On NLB, censorship and what educating your kids should mean

Okay so one of the hottest topics on local social media right now is regarding the removal of 2 books, And Tango Makes Three, and The White Swan Expess from the National Library Board.


And Tango Makes Three is about two male penguins that adopted a penguin chick on the brink of death and brought it up in a happy family, while The White Swan Express features a family of all backgrounds and sexual orientations (and includes a lesbian couple and single mother as two of its members). A member of the public wrote to NLB stating concerns that the presence of these books promotes unconventional family structures and threatened the conventional nucleus family (1 man, 1 woman, and kids that are biologically theirs). It also, apparently, goes against the values of Singapore because homosexuality. NLB removes the books from their shelves, then all hell broke loose.

Read the backlash in the form of online comments here and here. I took part in this hell party too. YAY, my first party since I started college! :)

Online petitions have also sprung up from the pro-LGBT rights community (I say pro-LGBT rights because not all of us are LGBT), urging NLB to reconsider its decision to remove such books. If you are passionate about this issue I would encourage you to sign (or just read) the petitions here and here.

Now, most people who know me know that I am pro-LGBT rights, but I will not delve into this issue today. I will not be touching on whether gays should be allowed to marry in Singapore or if the anti-Pink Dot movement ought to be silenced. I will also not comment about the role of religion in the LGBT movement. All I will say is, the Christianity I know is one that teaches love and acceptance regardless of your background. How Christians choose to interpret the various texts in the Bible is entirely their business; I will leave the Christian community to cover this themselves. 

I will instead be touching, specifically, on NLB's act of censorship and what this means for us as a society.

Now, should institutions (such as NLB, AWARE etc) be policing the morals of our society?
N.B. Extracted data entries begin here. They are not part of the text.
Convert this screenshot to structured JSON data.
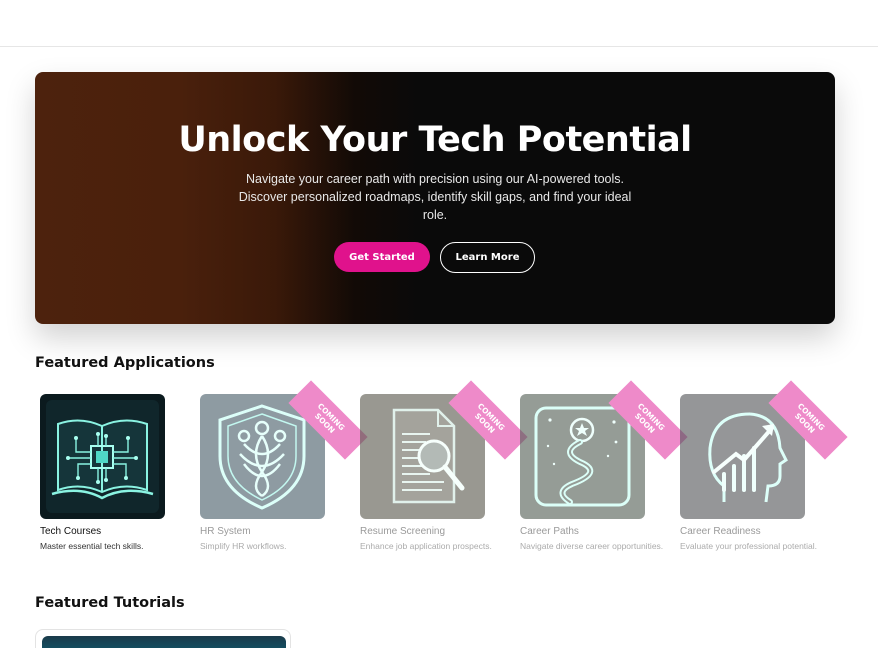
{
  "hero": {
    "title": "Unlock Your Tech Potential",
    "subtitle": "Navigate your career path with precision using our AI-powered tools. Discover personalized roadmaps, identify skill gaps, and find your ideal role.",
    "primary_button": "Get Started",
    "secondary_button": "Learn More"
  },
  "featured_apps": {
    "title": "Featured Applications",
    "items": [
      {
        "name": "Tech Courses",
        "description": "Master essential tech skills.",
        "icon": "book-circuit-icon",
        "coming_soon": false
      },
      {
        "name": "HR System",
        "description": "Simplify HR workflows.",
        "icon": "people-shield-icon",
        "coming_soon": true,
        "badge": "COMING SOON"
      },
      {
        "name": "Resume Screening",
        "description": "Enhance job application prospects.",
        "icon": "document-magnifier-icon",
        "coming_soon": true,
        "badge": "COMING SOON"
      },
      {
        "name": "Career Paths",
        "description": "Navigate diverse career opportunities.",
        "icon": "winding-path-icon",
        "coming_soon": true,
        "badge": "COMING SOON"
      },
      {
        "name": "Career Readiness",
        "description": "Evaluate your professional potential.",
        "icon": "head-growth-icon",
        "coming_soon": true,
        "badge": "COMING SOON"
      }
    ]
  },
  "featured_tutorials": {
    "title": "Featured Tutorials"
  },
  "colors": {
    "accent": "#e0128c",
    "badge": "#ee8ac9",
    "hero_dark": "#0a0a0a",
    "hero_brown": "#4d220d",
    "neon": "#7ff5e6"
  }
}
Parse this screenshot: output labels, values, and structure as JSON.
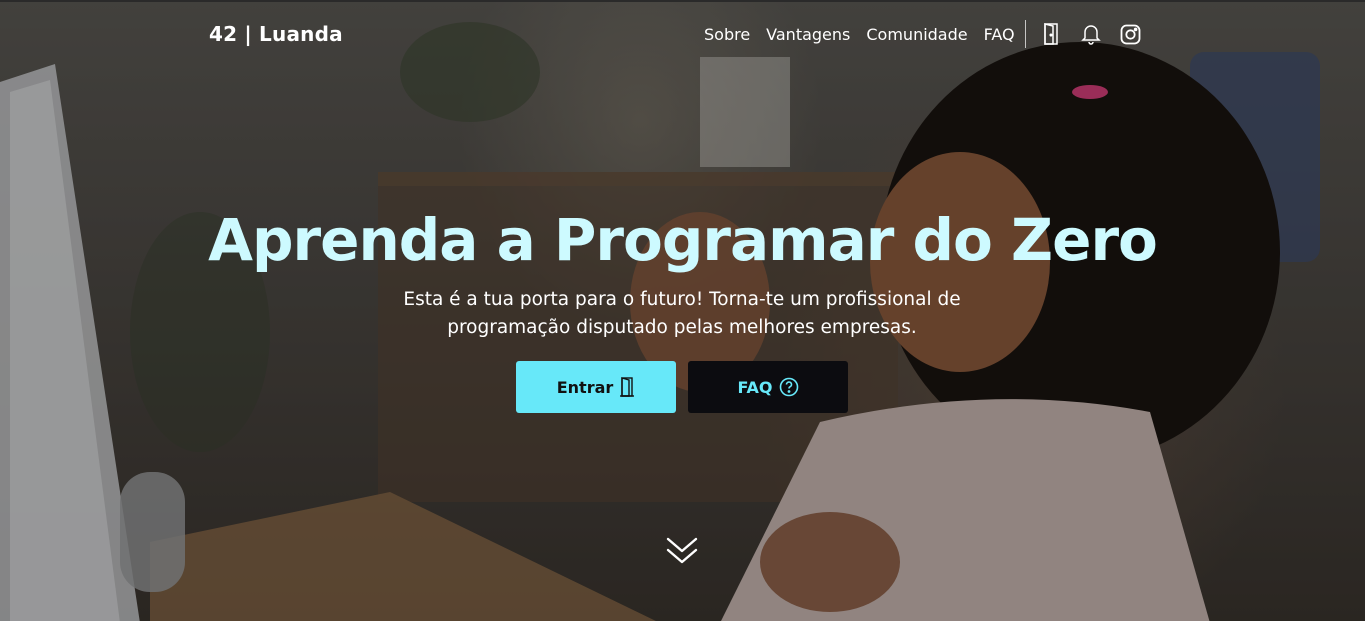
{
  "brand": "42 | Luanda",
  "nav": {
    "links": [
      "Sobre",
      "Vantagens",
      "Comunidade",
      "FAQ"
    ],
    "icons": [
      "door-icon",
      "bell-icon",
      "instagram-icon"
    ]
  },
  "hero": {
    "title": "Aprenda a Programar do Zero",
    "subtitle_line1": "Esta é a tua porta para o futuro! Torna-te um profissional de",
    "subtitle_line2": "programação disputado pelas melhores empresas.",
    "primary_button": "Entrar",
    "secondary_button": "FAQ",
    "scroll_icon": "double-chevron-down-icon"
  },
  "colors": {
    "accent": "#67e8f9",
    "title": "#cdfaff",
    "dark_button": "#0c0c10"
  }
}
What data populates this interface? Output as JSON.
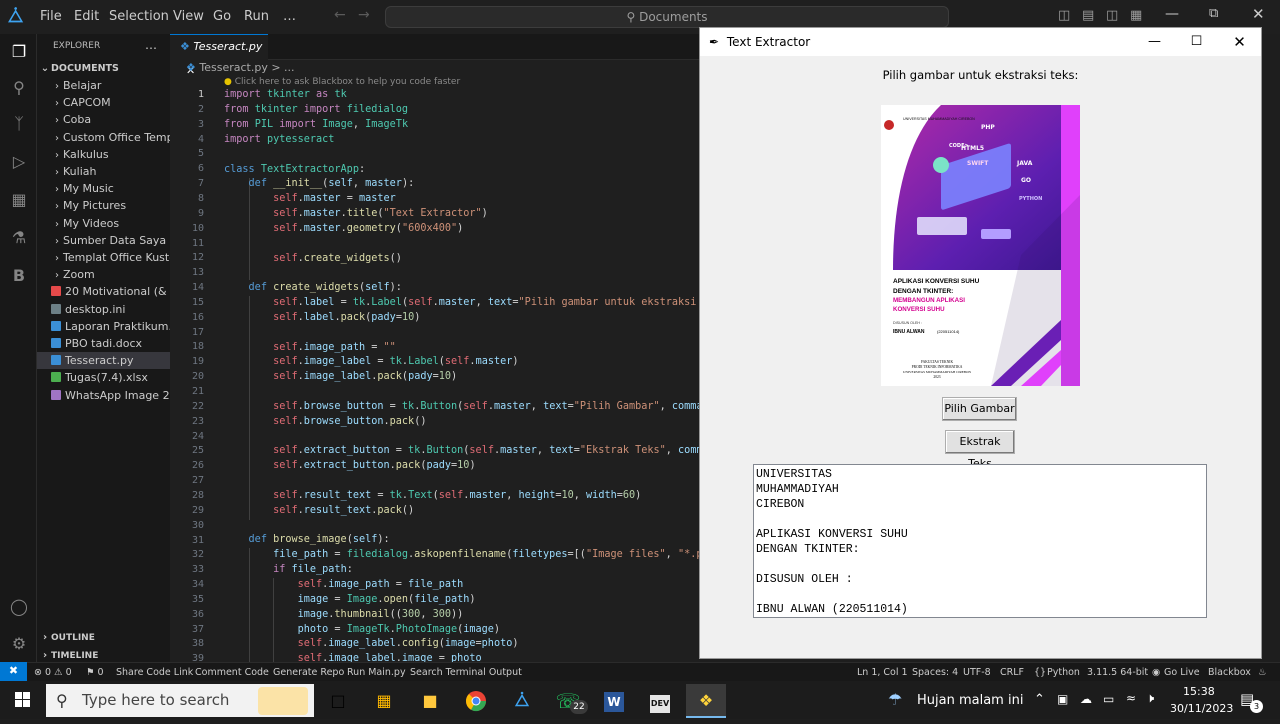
{
  "titlebar": {
    "menu": [
      "File",
      "Edit",
      "Selection",
      "View",
      "Go",
      "Run",
      "…"
    ],
    "search_placeholder": "Documents"
  },
  "explorer": {
    "header": "EXPLORER",
    "more": "…",
    "section": "DOCUMENTS",
    "items": [
      {
        "label": "Belajar",
        "type": "folder"
      },
      {
        "label": "CAPCOM",
        "type": "folder"
      },
      {
        "label": "Coba",
        "type": "folder"
      },
      {
        "label": "Custom Office Templa...",
        "type": "folder"
      },
      {
        "label": "Kalkulus",
        "type": "folder"
      },
      {
        "label": "Kuliah",
        "type": "folder"
      },
      {
        "label": "My Music",
        "type": "folder"
      },
      {
        "label": "My Pictures",
        "type": "folder"
      },
      {
        "label": "My Videos",
        "type": "folder"
      },
      {
        "label": "Sumber Data Saya",
        "type": "folder"
      },
      {
        "label": "Templat Office Kustom",
        "type": "folder"
      },
      {
        "label": "Zoom",
        "type": "folder"
      },
      {
        "label": "20 Motivational (& Fr...",
        "type": "pdf"
      },
      {
        "label": "desktop.ini",
        "type": "ini"
      },
      {
        "label": "Laporan Praktikum.do...",
        "type": "docx"
      },
      {
        "label": "PBO tadi.docx",
        "type": "docx"
      },
      {
        "label": "Tesseract.py",
        "type": "py"
      },
      {
        "label": "Tugas(7.4).xlsx",
        "type": "xlsx"
      },
      {
        "label": "WhatsApp Image 202...",
        "type": "img"
      }
    ],
    "outline": "OUTLINE",
    "timeline": "TIMELINE"
  },
  "editor": {
    "tab_label": "Tesseract.py",
    "breadcrumb": "Tesseract.py > ...",
    "hint": "Click here to ask Blackbox to help you code faster",
    "line_numbers": [
      "1",
      "2",
      "3",
      "4",
      "5",
      "6",
      "7",
      "8",
      "9",
      "10",
      "11",
      "12",
      "13",
      "14",
      "15",
      "16",
      "17",
      "18",
      "19",
      "20",
      "21",
      "22",
      "23",
      "24",
      "25",
      "26",
      "27",
      "28",
      "29",
      "30",
      "31",
      "32",
      "33",
      "34",
      "35",
      "36",
      "37",
      "38",
      "39"
    ]
  },
  "statusbar": {
    "problems": "⊗ 0 ⚠ 0",
    "ports": "⚑ 0",
    "share": "Share Code Link",
    "comment": "Comment Code",
    "generate": "Generate Repo",
    "run": "Run Main.py",
    "search_terminal": "Search Terminal Output",
    "position": "Ln 1, Col 1",
    "spaces": "Spaces: 4",
    "encoding": "UTF-8",
    "eol": "CRLF",
    "language": "Python",
    "interpreter": "3.11.5 64-bit",
    "golive": "Go Live",
    "blackbox": "Blackbox"
  },
  "tk_window": {
    "title": "Text Extractor",
    "prompt": "Pilih gambar untuk ekstraksi teks:",
    "browse_button": "Pilih Gambar",
    "extract_button": "Ekstrak Teks",
    "result_text": "UNIVERSITAS\nMUHAMMADIYAH\nCIREBON\n\nAPLIKASI KONVERSI SUHU\nDENGAN TKINTER:\n\nDISUSUN OLEH :\n\nIBNU ALWAN (220511014)",
    "cover": {
      "uni": "UNIVERSITAS MUHAMMADIYAH CIREBON",
      "title1": "APLIKASI KONVERSI SUHU",
      "title2": "DENGAN TKINTER:",
      "subtitle1": "MEMBANGUN APLIKASI",
      "subtitle2": "KONVERSI SUHU",
      "by": "DISUSUN OLEH :",
      "author": "IBNU ALWAN",
      "nim": "(220511014)",
      "footer1": "FAKULTAS TEKNIK",
      "footer2": "PRODI TEKNIK INFORMATIKA",
      "footer3": "UNIVERSITAS MUHAMMADIYAH CIREBON",
      "footer4": "2023",
      "tags": [
        "HTML5",
        "SWIFT",
        "JAVA",
        "PHP",
        "GO",
        "PYTHON",
        "CODE>"
      ]
    }
  },
  "taskbar": {
    "search_placeholder": "Type here to search",
    "weather": "Hujan malam ini",
    "time": "15:38",
    "date": "30/11/2023",
    "whatsapp_badge": "22",
    "notif_badge": "3"
  },
  "colors": {
    "accent": "#0078d4",
    "editor_bg": "#1f1f1f",
    "cover_purple": "#6a1fb5",
    "cover_pink": "#e040fb"
  }
}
The recent censorship of words/books/information on NLB's part, in the name of morals, reminds me of 2 similar incidents in our past- AWARE's censorship of rape lyrics in the SAF, and the government's ban on Ashley Madison in Singapore. I was an avid supporter of censorship in both of these cases. So why are these forms of censorship okay, but not the kind of censorship carried out by NLB?

Singing of raping a cheating girlfriend constitutes hate speech and is chargeable in the eyes of the law. It hurts a historically marginalised group (i.e. women). In the second case, with the introduction of Ashley Madison, cheating is made easier. You may argue that a spouse who cheats probably already belongs in a sour marriage anyway, but opening up a channel to cheat allows people to resolve their marriages by taking the easy way out rather than through healthy alternatives (marriage counselling, or even divorce on both parties' terms). Cheating has a REAL impact on families and they hurt the party cheated on as well as the children.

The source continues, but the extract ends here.